More than 350,000 African Americans served in the armed forces during World War I. Many served as support troops, but several units saw combat under French command and a few under American command. Ultimately, African Americans operated in a variety of roles including stevedores, cavalry and medical unit personnel, chaplains, surveyors, truck drivers, chemists, and intelligence officers. Their service during “The Great War” would lay the foundations for the modern civil rights movement.

When the United States joined World War I, there were four all-black regiments: the 9th and 10th Cavalry and the 24th and 25th Infantry. However, these four regiments were not sent overseas to serve in combat but instead were disbursed throughout American held territory.

After a negative reaction from the African-American community, in 1917 the War Department formed the 92nd and 93rd Divisions as black combat units.
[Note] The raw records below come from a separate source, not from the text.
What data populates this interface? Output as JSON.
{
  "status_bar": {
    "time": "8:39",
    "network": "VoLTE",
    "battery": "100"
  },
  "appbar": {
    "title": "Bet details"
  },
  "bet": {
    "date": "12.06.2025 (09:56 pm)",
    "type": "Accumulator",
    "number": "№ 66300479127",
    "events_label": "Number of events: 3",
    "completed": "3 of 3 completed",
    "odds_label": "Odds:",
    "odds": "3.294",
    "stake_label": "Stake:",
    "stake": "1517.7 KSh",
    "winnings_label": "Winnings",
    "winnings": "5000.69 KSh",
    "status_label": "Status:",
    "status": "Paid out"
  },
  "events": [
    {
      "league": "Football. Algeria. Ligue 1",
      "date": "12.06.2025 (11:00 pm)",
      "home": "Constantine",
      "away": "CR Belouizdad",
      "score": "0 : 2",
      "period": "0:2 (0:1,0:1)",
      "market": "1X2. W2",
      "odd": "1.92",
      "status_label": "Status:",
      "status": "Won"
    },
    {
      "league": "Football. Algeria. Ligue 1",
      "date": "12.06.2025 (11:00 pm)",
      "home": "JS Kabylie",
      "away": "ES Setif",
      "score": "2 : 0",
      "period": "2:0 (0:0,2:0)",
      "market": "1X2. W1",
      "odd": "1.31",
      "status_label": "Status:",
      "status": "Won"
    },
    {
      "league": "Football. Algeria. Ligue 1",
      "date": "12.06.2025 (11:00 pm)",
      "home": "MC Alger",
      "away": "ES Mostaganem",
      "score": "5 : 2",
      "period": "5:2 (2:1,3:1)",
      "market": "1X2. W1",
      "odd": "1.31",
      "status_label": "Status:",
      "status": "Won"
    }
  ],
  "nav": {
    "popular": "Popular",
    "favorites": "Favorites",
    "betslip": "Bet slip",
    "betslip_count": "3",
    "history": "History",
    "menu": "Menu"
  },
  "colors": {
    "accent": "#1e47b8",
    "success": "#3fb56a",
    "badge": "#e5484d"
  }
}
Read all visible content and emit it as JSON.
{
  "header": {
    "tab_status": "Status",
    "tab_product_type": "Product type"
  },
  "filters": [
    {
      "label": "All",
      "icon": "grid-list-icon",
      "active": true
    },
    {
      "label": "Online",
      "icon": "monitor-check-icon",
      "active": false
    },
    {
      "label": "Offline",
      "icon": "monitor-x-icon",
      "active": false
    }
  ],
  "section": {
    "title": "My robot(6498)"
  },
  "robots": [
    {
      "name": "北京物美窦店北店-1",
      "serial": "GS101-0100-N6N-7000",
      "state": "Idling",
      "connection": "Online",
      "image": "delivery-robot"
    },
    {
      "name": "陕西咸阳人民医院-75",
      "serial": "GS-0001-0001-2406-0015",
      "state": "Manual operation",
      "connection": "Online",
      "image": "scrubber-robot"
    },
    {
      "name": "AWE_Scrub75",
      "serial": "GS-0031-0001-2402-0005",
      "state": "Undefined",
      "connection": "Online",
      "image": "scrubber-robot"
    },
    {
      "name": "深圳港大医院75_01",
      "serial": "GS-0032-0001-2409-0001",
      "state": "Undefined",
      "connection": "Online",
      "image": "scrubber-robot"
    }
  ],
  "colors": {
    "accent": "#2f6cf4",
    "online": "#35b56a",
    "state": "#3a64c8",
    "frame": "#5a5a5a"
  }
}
Although the two combat divisions were formed at the same time, they had very different experiences. The 368th Regiment of the 92nd Division had some early defeats and the entire division had an uphill battle to repair its reputation. On the other hand, the 369th Regiment of the 93rd Division became one of the most-celebrated units known as the famous “Harlem Hellfighters.”

The 92nd was sent to the Western Front to be a part of the Meuse-Argonne offensive. After coming under intense German fire and having received less-than-ideal training, several companies “withdrew in disorder,” choosing to retreat to the trenches in an effort to regroup. This loss tarnished the division’s record and the entire division was sent to a quieter section of the front. Their new mission: to “harass the enemy with frequent patrols.” While American leadership was less than content with the unit’s performance, the French awarded members of the 365th Infantry and 350th Machine Gun Battalion for bravery.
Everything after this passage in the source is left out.